The fact that people are put in the center, is not a very novel idea. Nevertheless, with all the Twitters and Facebooks and now Wave, many forget that the technology itself is useless, if you can not mobilize the people. Find a common goal, find your tribe, and use these wonderful tools to lead that tribe. For me, the book came, not coincidentally, on a very right moment. I was in the midst of organizing a charity challenge, and realized that I was leading a tribe in that respect. And that was not about me, which was the cool thing. It was about the people that wanted to participate, and the girls we were raising money for so that they can have an education. Because, according to Godin, leading is not about the leader. It’s about the tribe, and the goal. The leader is actually a facilitator, and everybody can do that.
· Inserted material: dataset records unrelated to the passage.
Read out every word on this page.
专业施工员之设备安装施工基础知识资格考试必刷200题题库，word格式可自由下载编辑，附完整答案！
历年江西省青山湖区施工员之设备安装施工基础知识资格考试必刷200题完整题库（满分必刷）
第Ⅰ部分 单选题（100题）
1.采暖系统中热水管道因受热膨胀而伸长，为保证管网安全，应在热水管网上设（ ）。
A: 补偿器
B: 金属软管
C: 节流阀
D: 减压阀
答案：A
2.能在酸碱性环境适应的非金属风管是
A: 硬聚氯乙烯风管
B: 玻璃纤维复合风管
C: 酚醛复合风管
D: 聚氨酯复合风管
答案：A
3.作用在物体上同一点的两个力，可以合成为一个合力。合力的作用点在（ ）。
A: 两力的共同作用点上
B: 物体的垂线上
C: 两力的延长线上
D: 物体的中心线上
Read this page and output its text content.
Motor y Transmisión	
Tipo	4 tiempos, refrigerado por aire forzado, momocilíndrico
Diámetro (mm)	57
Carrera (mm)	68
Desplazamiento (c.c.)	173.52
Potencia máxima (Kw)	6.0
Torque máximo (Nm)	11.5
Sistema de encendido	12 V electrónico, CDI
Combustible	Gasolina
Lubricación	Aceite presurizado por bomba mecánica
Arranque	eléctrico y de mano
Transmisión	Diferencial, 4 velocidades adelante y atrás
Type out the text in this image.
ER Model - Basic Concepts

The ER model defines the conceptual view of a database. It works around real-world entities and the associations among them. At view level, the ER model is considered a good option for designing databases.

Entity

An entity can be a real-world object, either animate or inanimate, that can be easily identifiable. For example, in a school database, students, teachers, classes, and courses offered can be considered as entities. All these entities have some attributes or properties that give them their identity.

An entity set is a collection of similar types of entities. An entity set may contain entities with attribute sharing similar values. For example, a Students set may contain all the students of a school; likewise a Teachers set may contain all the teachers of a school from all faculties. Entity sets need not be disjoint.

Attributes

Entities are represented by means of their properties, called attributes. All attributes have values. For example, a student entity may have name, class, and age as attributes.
Whilst listening to Godin, there were two moments I absolutely disagreed with him, and they are very much related. One was when he referred to the ‘Six Sigma sham’ and later, when he referred to the famous quote by Henry Ford “If I had asked people what they wanted, they would have said faster horses”. Why is that related? Well, Six Sigma is aimed very strongly at finding what the customer wants, and delivering that in a stable way. While Godin implies Six Sigma to be a straight jacket that keeps people from breaking out, to me, if you apply it correctly, it makes your production process more controllable, and gives the people in it more freedom to innovate new ways of making what the customer really wants. Six Sigma not only focusses on eliminating deviance in the production process, but also very much on the Voice of the Customer. And that is where the Ford quote is a perfect illustraiton of a mass production misconception: the arrogance that the producer knows best. The problem with the Forsd quote is, that while it might ask the right question (what do my customers want), it is satisfied with the wrong answer. Listening to the customer is not only noting their answers, but trying to find out what’s behind it. Behind the ‘faster horses’ answer, is the wish to travel faster from point A to point B. Maybe in a more reliable way, being able to bring more than you can pack on a horse, and with a cover over your head to shield you from the weather. Any Six Sigma practitioner will tell you that listening to the customer is about finding out their real needs.
And that brings me back again to the brilliant part of the book: look around you, find the needs and goals of people, and where they match with yours, you not only may have found your tribe, but you have an opportunity, or maybe even an obligation, to lead that tribe to reach your goals.